203 different AVPR2 mutations have been reported to cause X-linked diabetes insipidus. The identification of disease-causing mutations and–as a consequence–molecular studies of these in appropriate models have led to a more detailed understanding of molecular mechanisms of AVPR2 defects. An article by Fujiwara and Bichet summarizes the molecular biology of hereditary nephrogenic diabetes insipidus [8]. Most mutations (≥50%) are point mutations 85% of which are amino acid exchanges (missense mutations). Small deletions, such as identified in our patient, account for ∼20% of all disease-causing mutations. While nonsense mutations and many missense mutations (due to intracellular trafficking defects) lead to a full functional defect, a genotype–phenotype correlation appears to exist, since a number of missense mutations may be mild in nature and correspond to a partial phenotype with a diminished but not fully absent response to dDAVP. Mutations affecting ligand binding domains tend to retain partial signalling in vitro, whereas those introducing a charged residue in a transmembrane domain are inactive [5].

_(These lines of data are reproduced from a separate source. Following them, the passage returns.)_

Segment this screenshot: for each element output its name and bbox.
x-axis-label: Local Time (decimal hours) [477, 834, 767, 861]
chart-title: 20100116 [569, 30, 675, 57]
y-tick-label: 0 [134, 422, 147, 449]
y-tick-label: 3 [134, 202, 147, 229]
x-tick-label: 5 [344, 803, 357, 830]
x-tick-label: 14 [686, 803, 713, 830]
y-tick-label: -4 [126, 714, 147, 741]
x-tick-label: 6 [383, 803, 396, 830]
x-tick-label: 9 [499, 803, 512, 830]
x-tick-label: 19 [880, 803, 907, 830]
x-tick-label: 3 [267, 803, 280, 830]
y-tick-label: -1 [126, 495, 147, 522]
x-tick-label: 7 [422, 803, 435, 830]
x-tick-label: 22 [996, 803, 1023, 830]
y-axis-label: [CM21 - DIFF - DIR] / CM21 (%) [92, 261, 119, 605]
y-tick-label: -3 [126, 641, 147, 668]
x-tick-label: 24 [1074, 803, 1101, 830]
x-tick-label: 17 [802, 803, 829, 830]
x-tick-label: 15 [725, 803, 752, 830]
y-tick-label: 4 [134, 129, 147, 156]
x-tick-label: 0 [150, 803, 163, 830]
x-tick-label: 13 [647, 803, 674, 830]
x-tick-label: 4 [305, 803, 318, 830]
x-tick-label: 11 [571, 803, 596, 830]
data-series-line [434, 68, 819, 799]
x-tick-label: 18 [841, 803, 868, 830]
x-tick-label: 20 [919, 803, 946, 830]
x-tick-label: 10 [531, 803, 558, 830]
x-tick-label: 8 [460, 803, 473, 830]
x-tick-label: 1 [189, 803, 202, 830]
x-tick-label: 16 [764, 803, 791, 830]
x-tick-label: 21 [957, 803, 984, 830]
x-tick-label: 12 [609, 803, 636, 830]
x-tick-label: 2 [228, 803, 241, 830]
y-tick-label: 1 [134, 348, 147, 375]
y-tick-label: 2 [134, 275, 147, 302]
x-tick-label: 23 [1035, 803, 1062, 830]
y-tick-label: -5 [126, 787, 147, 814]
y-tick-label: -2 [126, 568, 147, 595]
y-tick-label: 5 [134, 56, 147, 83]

In the family presented here, no response to dDAVP was observed such that a null allele would be expected. Since nonsense mutations at positions 323 [9] and 337 [10] as well as missense mutations at position 321 (N321D, N321K [9]; N321Y [5]) as well as at position 322 (P322H, [11]) show the full phenotype, it may be concluded that the p.Asn321fs mutation completely disrupts the affected allele and causes ADH-unresponsive CNDI. In addition to the confirmation of a diagnosis with immediate specific therapeutic consequences, the molecular diagnosis enables genetic counselling and carrier identification such that affected newborns may be identified immediately after birth in order to avoid developmental sequelae caused by delayed diagnosis and treatment. Therefore, the identification of the underlying molecular defect should be attempted in any newly identified case.

Conflict of interest statement. None declared.